Je me dis : "Voici un homme dont on peut sans doute apprendre beaucoup
de choses intéressantes", et je lui demandai de me parler de
la pêche à la baleine telle qu'on la pratiquait autrefois.
Au moment où il allait commencer ses récits, six heures sonnèrent
; aussitôt, il se leva péniblement en disant :
- M'faut rentrer à la maison, mam'zelle : ma p'tit'fille n'aime pas
d'attendre quand l'thé est prêt, et i'm'faut beaucoup d'temps
pour descendre les marches...
Il s'en alla en traînant la jambe, et je le suivis des yeux tandis
qu'il se pressait autant qu'il le pouvait pour descendre les degrés.
Cet escalier constitue une des caractéristiques de l'endroit. Il
conduit de la ville à l'église ; il y a des centaines de marches
-en fait, j'imagine mal combien il y en a- qui montent légèrement
en colimaçon. Et il n'est pas raide du tout -au contraire- si bien
qu'un cheval pourrait aisément le monter ou le descendre. Sans doute
autrefois menait-il également aux abords de l'abbaye... Moi aussi,
je vais rentrer. Lucy devait aller faire une visite avec sa mère,
cet après-midi. J'ai préféré ne pas les accompagner.
Elles sont déjà probablement de retour.
1er août
Je suis ici, avec Lucy, depuis une heure environ, et nous avons eu une conversation
fort intéressante avec mon nouvel ami, le vieux marin et ses deux
compagnons qui viennent chaque jour le rejoindre. Des trois, c'est évidemment
lui que l'on pourrait appeler monsieur l'Oracle et je pense que, plus jeune
il devait être autoritaire. Il veut toujours avoir raison, et contredit
tout le monde. Quand cela lui est impossible, il va presque jusqu'à
injurier les autres, et quand ceux-ci se taisent, il croit les avoir convaincus.
Lucy a mis une robe blanche qui lui va à ravir et, depuis qu'elle
est à Whitby, elle a un teint admirable. J'ai remarqué que
les trois vieillards ne laissent jamais passer l'occasion de venir s'asseoir
auprès d'elle quand nous nous installons ici. Il est vrai qu'elle
est aimable avec les vieilles personnes. Personne ne peut résister
à son charme. Mon vieil ami lui-même a été séduit
et il ne la contredit jamais, aussi j'attrape, moi, tout ce qu'il veut lui
épargner ! J'ai encore amenené la conversation sur le sujet
des légendes, et il s'est lancé dans une sorte de sermon !
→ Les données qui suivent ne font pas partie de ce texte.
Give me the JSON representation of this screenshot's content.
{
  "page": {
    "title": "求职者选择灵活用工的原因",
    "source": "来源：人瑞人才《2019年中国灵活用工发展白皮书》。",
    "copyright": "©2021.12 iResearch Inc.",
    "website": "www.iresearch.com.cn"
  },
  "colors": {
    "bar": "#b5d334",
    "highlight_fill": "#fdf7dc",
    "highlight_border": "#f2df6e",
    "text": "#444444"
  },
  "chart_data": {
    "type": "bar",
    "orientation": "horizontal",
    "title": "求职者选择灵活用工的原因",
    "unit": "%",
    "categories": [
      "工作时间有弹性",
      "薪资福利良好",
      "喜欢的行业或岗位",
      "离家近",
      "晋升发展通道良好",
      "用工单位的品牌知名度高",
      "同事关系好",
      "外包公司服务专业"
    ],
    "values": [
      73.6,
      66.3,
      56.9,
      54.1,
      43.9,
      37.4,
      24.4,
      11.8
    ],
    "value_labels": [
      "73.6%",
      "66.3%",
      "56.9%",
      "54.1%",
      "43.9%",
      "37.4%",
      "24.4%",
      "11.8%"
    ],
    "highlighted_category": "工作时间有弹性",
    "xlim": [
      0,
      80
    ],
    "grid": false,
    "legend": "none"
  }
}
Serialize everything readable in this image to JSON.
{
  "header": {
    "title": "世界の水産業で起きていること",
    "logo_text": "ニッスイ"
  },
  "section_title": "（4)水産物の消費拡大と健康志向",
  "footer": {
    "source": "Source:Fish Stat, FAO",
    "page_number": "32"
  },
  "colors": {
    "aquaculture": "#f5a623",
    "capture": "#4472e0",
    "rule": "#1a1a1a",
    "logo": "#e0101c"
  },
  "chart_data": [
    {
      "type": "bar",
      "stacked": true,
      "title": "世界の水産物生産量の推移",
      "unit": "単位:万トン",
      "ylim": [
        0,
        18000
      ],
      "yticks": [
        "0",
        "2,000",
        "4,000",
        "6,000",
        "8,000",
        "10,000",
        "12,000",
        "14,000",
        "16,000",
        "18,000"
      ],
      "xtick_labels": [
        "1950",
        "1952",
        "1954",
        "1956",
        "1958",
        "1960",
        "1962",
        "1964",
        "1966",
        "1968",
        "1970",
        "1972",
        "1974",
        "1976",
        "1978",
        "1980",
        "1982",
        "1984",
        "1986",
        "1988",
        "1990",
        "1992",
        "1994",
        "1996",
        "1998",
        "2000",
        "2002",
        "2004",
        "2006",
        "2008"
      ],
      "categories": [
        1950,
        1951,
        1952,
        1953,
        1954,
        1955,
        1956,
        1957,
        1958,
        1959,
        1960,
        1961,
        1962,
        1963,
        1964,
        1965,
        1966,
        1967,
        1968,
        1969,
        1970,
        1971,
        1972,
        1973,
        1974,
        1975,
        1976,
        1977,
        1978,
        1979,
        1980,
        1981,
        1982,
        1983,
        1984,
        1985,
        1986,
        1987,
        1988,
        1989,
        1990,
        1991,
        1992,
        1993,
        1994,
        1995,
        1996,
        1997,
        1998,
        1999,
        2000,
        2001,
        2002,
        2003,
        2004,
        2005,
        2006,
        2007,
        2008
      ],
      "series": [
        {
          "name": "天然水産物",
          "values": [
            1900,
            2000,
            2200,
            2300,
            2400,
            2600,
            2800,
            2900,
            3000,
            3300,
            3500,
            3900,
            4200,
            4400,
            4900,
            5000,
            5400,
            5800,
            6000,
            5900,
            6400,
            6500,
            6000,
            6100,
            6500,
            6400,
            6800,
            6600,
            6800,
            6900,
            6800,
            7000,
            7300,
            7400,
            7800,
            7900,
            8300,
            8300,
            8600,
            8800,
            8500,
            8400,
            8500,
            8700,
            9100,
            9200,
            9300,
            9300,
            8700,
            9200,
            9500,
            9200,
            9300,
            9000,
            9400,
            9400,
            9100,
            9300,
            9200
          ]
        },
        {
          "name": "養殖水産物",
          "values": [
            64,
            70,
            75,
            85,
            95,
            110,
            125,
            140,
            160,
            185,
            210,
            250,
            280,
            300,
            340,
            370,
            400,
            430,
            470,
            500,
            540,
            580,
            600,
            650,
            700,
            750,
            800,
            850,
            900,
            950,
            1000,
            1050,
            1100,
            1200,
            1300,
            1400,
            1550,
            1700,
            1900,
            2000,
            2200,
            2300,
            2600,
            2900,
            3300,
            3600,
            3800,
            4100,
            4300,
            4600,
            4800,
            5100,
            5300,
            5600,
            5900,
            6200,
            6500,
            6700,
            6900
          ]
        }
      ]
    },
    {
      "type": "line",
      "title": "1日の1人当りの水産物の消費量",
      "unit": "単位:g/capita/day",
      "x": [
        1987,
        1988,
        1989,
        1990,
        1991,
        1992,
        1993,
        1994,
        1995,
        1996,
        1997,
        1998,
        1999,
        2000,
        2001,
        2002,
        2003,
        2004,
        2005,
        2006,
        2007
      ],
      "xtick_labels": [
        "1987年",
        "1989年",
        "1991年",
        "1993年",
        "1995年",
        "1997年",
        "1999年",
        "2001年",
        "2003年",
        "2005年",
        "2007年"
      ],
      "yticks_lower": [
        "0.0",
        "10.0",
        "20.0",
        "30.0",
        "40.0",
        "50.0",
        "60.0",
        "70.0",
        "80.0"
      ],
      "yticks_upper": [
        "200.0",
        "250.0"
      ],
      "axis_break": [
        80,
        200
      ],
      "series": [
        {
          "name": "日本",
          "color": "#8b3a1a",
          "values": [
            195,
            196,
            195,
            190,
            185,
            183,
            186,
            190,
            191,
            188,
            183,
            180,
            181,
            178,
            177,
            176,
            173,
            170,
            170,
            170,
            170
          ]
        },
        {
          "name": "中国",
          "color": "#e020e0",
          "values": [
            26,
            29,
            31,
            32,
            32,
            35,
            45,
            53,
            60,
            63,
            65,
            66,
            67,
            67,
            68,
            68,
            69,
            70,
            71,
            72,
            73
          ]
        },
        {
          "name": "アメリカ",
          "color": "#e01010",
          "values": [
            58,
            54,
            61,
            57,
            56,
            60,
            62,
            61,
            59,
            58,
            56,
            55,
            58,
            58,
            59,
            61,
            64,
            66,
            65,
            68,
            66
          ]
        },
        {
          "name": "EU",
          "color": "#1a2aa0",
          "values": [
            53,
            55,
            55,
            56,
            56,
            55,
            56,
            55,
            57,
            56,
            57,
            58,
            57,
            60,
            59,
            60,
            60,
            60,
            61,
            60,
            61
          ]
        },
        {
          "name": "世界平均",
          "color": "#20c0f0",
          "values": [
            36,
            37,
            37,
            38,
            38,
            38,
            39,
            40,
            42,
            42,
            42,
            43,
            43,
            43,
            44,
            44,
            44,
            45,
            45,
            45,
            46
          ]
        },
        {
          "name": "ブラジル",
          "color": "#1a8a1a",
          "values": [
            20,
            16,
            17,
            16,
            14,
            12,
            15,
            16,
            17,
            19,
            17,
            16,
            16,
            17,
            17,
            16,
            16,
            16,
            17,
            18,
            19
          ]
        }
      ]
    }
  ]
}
- Tout ça, mam'zelle, j'vous l'ai d'jà dit, c'est des sottises,
des bêtises : voilà c'que c'est, et rien d'autr' ! Toutes ces
histoires de charme, d'envoût'ment, de sorcellerie, c'est tout juste
bon pour les vieilles femmes qui ont un peu perdu la tête. Tout ça
a été inventé par les pasteurs et les racoleurs de
clients dans les hôtels pour amener les gens à faire ce qu'ils
ne veulent pas faire. Ca m'rend furieux rien qu'd'y penser. Et ça
n'leur suffit pas de l'imprimer sur leurs papiers ou de le prêcher
en chaire d'vérité, ils les gravent même sur les pierres
tombales... R'gardez autour de vous, partout où vous voulez : toutes
ces pierres qui dressent la tête avec orgueil, au fond, elles sont
écrasées sous l'poids des mensonges qu'on a gravés
d'ssus ! "Ci-gît un tel..." ou bien : "A la mémoire
vénérée de..." Et, sous la plupart de ces pierres,
il n'y a personne ! On ne se soucie pas plus de la mémoire d'un tel
ou d'un tel que d'une pincée de tabac ! Allez, c'sont de beaux mensonges,
des mensonges d'une sorte ou de l'autre, mais rien qu'des mensonges ! Dieu
du ciel ! C'sra du beau et du joli, au Jugement dernier, quand ils arrivr'ont
tous en trébuchant les uns sur les autr's et en traînant péniblement
leurs pierres tombales pour essayer d'prouver qu'ils étaient bien
en dessous ! Y en a qui auront bien du mal à y parvenir, leurs mains
s'ront restées trop longtemps au fond d'la mer pour pouvoir saisir
la pierre, hé !
A l'air satisfait du vieillard et à la manière dont il cherchait
du regard l'approbation de ses deux compagnons, je compris qu'il voulait
se mettre ainsi en valeur, aussi me suffit-il de poser une question :
- Oh ! M. Swales, vous ne parlez pas sérieusement ! Presque aucune
de ces tombes n'est vide, n'est-ce pas ?
Il reprit de plus belle :
- Sottises, que j'vous dis et vous répète ! Y en a bien peu
qui n'soient pas vides... mais voilà... les gens sont trop bons...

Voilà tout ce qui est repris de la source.